Every AI project we scope starts with the same question from the client: "Which API should we use?" Increasingly, our answer is: none.
The obvious objections
Local models used to mean toy models. That stopped being true somewhere between Llama 3 and the current generation of open-weight releases. For the retrieval, extraction, classification and summarization work that makes up most production AI, a well-chosen 8B–70B model on your own hardware is not a compromise — it is the boring, correct choice.
The objections we hear are always the same three:
- "Local models are worse." For open-ended creative reasoning, often yes. For your actual workload — structured extraction over invoices, grounded answers over your wiki — the gap disappears once you measure it. We benchmark per use case, and the local option wins more often than the API marketing suggests.
- "GPUs are expensive." A used RTX 4090 costs about two months of a moderately busy GPT-4-class API bill. It then runs for years. The accounting department can do the rest.
- "It's harder to operate." True. That is an engineering problem, and engineering problems have solutions you own.
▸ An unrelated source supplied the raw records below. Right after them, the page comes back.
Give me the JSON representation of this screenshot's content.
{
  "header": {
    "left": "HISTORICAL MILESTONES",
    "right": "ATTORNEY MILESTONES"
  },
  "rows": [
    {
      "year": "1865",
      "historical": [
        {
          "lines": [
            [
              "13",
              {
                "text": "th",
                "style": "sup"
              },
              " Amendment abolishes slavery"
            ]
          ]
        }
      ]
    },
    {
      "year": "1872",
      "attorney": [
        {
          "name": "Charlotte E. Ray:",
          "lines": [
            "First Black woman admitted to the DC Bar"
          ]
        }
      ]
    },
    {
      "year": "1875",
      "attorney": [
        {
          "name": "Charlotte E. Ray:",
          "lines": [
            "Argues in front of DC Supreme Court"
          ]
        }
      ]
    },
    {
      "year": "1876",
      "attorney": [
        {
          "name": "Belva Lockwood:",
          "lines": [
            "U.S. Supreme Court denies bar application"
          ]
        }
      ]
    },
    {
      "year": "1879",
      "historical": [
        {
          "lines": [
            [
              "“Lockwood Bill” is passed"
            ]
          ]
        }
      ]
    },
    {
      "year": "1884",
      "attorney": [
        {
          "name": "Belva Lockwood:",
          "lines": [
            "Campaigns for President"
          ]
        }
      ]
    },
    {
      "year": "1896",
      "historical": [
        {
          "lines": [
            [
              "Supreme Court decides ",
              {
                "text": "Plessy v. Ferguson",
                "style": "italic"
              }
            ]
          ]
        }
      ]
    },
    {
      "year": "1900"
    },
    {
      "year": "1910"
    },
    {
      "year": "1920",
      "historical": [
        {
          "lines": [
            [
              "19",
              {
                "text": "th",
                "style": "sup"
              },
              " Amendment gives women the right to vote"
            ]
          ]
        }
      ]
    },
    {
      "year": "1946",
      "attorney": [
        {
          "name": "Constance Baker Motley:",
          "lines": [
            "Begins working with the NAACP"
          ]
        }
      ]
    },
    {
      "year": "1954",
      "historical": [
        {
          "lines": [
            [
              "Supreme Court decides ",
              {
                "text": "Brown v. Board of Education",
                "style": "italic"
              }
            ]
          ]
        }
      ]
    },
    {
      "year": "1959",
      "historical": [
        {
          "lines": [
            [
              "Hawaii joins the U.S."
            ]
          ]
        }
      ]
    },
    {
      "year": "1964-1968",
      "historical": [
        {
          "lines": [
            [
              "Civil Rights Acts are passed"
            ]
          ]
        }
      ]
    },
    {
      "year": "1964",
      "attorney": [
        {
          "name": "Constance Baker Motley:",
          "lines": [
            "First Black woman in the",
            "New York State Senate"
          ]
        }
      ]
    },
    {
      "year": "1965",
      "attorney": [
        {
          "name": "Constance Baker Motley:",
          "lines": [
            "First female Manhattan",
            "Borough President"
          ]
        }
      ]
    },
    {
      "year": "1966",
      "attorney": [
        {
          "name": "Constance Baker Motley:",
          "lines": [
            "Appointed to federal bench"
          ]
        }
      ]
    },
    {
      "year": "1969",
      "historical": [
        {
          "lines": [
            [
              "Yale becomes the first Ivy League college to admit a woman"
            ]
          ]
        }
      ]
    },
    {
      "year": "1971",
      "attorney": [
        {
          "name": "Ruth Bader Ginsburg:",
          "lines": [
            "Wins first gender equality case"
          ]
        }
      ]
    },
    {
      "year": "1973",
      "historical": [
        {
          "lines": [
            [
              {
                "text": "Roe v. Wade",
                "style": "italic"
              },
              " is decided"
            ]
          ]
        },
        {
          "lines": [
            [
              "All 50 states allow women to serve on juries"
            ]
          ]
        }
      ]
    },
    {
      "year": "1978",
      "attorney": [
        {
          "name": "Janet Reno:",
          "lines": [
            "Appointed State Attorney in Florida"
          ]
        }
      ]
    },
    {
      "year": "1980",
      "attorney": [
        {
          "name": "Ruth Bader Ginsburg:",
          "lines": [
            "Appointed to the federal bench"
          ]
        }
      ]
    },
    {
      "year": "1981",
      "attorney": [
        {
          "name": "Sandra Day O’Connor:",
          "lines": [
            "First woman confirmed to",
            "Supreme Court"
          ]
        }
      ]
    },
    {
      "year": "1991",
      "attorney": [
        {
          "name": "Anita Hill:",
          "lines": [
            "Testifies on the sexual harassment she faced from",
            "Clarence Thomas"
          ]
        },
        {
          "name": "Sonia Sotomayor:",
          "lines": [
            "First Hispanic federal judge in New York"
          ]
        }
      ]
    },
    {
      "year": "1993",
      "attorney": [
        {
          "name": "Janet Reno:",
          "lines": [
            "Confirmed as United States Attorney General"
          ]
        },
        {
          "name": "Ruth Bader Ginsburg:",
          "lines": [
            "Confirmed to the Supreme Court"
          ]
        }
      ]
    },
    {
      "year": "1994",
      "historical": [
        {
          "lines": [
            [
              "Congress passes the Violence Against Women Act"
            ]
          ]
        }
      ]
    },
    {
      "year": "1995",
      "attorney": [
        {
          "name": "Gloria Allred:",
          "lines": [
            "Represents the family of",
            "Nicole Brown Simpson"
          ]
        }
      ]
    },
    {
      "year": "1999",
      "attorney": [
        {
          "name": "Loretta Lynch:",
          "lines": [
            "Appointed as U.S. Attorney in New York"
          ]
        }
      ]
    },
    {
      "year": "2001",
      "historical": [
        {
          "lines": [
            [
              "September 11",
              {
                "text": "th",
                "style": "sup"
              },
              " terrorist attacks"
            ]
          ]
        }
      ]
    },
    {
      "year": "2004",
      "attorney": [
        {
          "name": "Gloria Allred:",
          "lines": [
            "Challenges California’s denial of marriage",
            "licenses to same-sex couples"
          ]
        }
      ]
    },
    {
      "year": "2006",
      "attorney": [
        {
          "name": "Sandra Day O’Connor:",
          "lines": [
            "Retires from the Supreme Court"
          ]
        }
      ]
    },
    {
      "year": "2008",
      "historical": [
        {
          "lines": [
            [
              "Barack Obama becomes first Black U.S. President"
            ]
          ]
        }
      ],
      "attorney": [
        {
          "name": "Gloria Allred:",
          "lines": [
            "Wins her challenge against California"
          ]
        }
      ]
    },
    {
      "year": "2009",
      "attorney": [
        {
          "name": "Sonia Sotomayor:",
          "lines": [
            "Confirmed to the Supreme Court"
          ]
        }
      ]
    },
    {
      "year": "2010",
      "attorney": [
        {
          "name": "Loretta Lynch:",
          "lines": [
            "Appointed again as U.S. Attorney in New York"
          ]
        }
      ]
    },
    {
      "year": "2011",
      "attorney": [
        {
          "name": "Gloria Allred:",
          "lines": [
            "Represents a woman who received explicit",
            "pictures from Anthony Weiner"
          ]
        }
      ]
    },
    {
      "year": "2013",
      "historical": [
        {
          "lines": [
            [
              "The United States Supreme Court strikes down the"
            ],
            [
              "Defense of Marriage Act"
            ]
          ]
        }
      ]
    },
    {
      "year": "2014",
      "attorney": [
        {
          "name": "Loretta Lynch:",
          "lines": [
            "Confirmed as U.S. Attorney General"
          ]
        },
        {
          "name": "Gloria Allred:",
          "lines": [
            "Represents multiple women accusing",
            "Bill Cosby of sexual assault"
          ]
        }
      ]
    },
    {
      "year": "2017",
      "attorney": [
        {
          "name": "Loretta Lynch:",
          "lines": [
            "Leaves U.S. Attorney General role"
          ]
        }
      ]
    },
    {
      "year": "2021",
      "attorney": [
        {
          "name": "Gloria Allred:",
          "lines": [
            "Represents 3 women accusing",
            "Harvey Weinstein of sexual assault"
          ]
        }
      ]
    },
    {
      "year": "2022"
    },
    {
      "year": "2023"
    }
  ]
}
Vendor deprecation notices do not.
What a minimal deployment looks like
Our smallest production pattern is one box, one binary, one systemd unit:
# Ollama as a service, bound to the internal WireGuard interface only
curl -fsSL https://ollama.com/install.sh | sh
OLLAMA_HOST=10.10.0.3:11434 ollama serve &
ollama pull llama3.3:70b-instruct-q4_K_MIn front of it: NGINX for TLS, WireGuard for transport, and a thin Node.js service that owns prompting, retries and logging. No request ever leaves the network. The GDPR data-flow diagram for this setup fits on a napkin — try that with a US API provider and a transfer impact assessment.
When we still reach for an API
Honesty clause: frontier reasoning tasks, one-off prototypes, and workloads too small to justify hardware still go to hosted models — through an EU endpoint where possible. Sovereignty is a dial, not a religion. But the default has flipped: we now need a reason to send your data out, not a reason to keep it home.
That inversion is the whole point. Once the weights sit on your hardware, model upgrades become a download, not a contract negotiation.